53. A protein encoded by the gene according to any one of claims 12, 16, 22, 24-28, 37-39, 45 and 48, or a biologically active fragment thereof

54. A recombinant expression vector, which comprises the gene according to any one of claims 12, 16, 22, 24-28, 37-39, 45 and 48 and a promoter operably linked thereto.

55. An expression cassette comprising the gene according to any one of claims 12, 16, 22, 24-28, 37-39, 45 and 48.

56. A host cell, which comprises the expression cassette according to claim 55; which is preferably a plant cell, an animal cell or a fungal cell.

57. An organism regenerated from the host cell according to claim 56.
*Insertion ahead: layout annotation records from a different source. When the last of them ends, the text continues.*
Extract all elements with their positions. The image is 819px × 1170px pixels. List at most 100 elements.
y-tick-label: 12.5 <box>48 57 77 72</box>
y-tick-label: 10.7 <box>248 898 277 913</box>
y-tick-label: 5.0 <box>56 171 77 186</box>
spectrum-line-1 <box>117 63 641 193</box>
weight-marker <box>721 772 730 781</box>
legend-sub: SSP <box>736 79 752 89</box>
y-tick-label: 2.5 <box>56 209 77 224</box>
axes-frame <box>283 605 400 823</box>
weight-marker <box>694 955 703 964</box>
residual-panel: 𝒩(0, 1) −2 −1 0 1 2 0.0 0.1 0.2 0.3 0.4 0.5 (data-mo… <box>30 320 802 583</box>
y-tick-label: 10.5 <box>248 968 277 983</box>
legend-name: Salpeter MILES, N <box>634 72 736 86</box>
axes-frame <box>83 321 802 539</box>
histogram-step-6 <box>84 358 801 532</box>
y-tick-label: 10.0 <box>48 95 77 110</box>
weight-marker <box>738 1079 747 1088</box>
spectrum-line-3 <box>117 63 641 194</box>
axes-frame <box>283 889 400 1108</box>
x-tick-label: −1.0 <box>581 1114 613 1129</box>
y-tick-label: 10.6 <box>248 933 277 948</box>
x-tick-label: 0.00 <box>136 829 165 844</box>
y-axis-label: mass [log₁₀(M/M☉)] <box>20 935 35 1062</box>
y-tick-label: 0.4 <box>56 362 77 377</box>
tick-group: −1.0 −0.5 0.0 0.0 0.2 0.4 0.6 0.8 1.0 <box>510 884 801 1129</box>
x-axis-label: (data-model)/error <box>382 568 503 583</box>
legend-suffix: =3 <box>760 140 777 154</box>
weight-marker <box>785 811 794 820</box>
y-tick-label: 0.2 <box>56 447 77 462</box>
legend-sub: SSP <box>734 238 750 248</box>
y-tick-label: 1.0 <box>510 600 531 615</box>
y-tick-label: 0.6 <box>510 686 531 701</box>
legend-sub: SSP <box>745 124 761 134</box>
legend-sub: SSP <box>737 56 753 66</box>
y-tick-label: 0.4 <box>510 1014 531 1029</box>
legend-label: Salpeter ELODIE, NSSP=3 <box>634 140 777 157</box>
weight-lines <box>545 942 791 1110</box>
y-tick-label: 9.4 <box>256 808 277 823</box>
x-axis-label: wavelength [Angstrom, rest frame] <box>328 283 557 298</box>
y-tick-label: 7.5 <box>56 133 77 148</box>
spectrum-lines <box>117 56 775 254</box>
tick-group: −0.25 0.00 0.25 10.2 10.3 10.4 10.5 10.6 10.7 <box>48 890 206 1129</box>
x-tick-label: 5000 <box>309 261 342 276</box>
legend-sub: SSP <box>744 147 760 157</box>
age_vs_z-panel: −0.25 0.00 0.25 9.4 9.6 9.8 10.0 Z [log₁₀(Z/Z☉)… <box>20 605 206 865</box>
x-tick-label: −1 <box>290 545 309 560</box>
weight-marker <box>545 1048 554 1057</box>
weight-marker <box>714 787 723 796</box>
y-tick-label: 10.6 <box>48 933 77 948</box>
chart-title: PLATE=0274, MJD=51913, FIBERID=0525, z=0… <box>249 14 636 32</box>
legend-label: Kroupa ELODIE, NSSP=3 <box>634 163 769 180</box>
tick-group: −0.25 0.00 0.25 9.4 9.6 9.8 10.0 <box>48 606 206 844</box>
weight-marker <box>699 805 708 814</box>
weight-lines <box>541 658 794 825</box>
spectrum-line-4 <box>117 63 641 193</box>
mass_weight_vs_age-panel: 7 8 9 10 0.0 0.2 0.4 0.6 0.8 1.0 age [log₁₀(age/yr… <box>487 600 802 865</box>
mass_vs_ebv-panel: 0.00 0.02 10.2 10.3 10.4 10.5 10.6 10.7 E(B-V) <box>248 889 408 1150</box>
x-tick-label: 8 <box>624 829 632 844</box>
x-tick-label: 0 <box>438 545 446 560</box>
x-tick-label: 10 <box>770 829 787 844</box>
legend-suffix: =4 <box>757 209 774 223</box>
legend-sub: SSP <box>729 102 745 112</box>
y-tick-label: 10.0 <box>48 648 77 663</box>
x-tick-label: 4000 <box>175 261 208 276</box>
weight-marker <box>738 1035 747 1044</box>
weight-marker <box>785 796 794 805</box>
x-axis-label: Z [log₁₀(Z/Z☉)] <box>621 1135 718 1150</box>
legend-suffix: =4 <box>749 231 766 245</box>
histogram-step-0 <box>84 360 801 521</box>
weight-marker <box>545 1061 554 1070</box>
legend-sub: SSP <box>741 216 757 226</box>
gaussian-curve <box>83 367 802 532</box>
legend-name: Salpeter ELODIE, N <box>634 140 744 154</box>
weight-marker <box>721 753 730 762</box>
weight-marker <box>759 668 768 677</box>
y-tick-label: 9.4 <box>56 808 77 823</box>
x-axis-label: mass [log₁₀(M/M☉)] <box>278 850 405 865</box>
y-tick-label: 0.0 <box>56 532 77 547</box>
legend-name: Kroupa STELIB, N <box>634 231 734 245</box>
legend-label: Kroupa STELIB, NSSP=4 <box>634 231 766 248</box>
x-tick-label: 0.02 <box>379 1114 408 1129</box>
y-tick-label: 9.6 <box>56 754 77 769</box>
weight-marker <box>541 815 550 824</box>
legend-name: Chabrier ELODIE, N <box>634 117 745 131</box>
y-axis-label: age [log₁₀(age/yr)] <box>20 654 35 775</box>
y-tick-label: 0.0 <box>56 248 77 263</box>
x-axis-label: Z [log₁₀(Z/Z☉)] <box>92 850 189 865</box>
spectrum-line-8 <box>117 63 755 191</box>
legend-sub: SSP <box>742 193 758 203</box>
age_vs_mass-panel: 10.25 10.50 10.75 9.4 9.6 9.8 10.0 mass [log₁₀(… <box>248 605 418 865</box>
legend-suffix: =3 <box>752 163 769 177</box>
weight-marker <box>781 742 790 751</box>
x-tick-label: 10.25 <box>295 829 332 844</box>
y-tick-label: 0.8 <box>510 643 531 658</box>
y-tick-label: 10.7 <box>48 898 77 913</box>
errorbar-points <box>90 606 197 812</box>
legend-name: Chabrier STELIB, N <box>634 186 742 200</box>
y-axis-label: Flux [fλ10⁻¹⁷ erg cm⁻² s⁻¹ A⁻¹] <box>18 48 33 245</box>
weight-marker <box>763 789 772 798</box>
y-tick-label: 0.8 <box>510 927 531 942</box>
58. A composition, which comprises:
(a) a promoter of one of two genes with different expression patterns and a coding region or non-coding RNA region of the other gene;
(b) a promoter to a 5' untranslated region of one of two genes with different expression patterns and a coding region or non-coding RNA region of the other gene;
(c) a localization signal region of one of the two protein coding genes with different subcellular localizations and a mature protein coding region of the other gene;
(d) DNA regions coding two different functional domains that come from two different functional protein-coding genes; wherein, the combination of gene elements said is not naturally exist, but a joined chromosome segment as designed and stable inheritance;
preferably, which is fused in vivo; more preferably, the different expression patterns are different levels of gene expression, different tissue-specific of gene expression, or different developmental stage-specificities of gene expression; or the different subcellular locations are selected from the group consisting of nuclear location, cytoplasmic location, cell membrane location, chloroplast location, a mitochondrial location, an endoplasmic reticulum membrane location, and any combination thereof; or the different biological functions are selected from the group consisting of recognition of specific DNA or RNA conserved sequence, activation of gene expression, binding to protein ligand, binding to small molecular signal, binding to an ion, specific enzymatic reaction, and any combination thereof.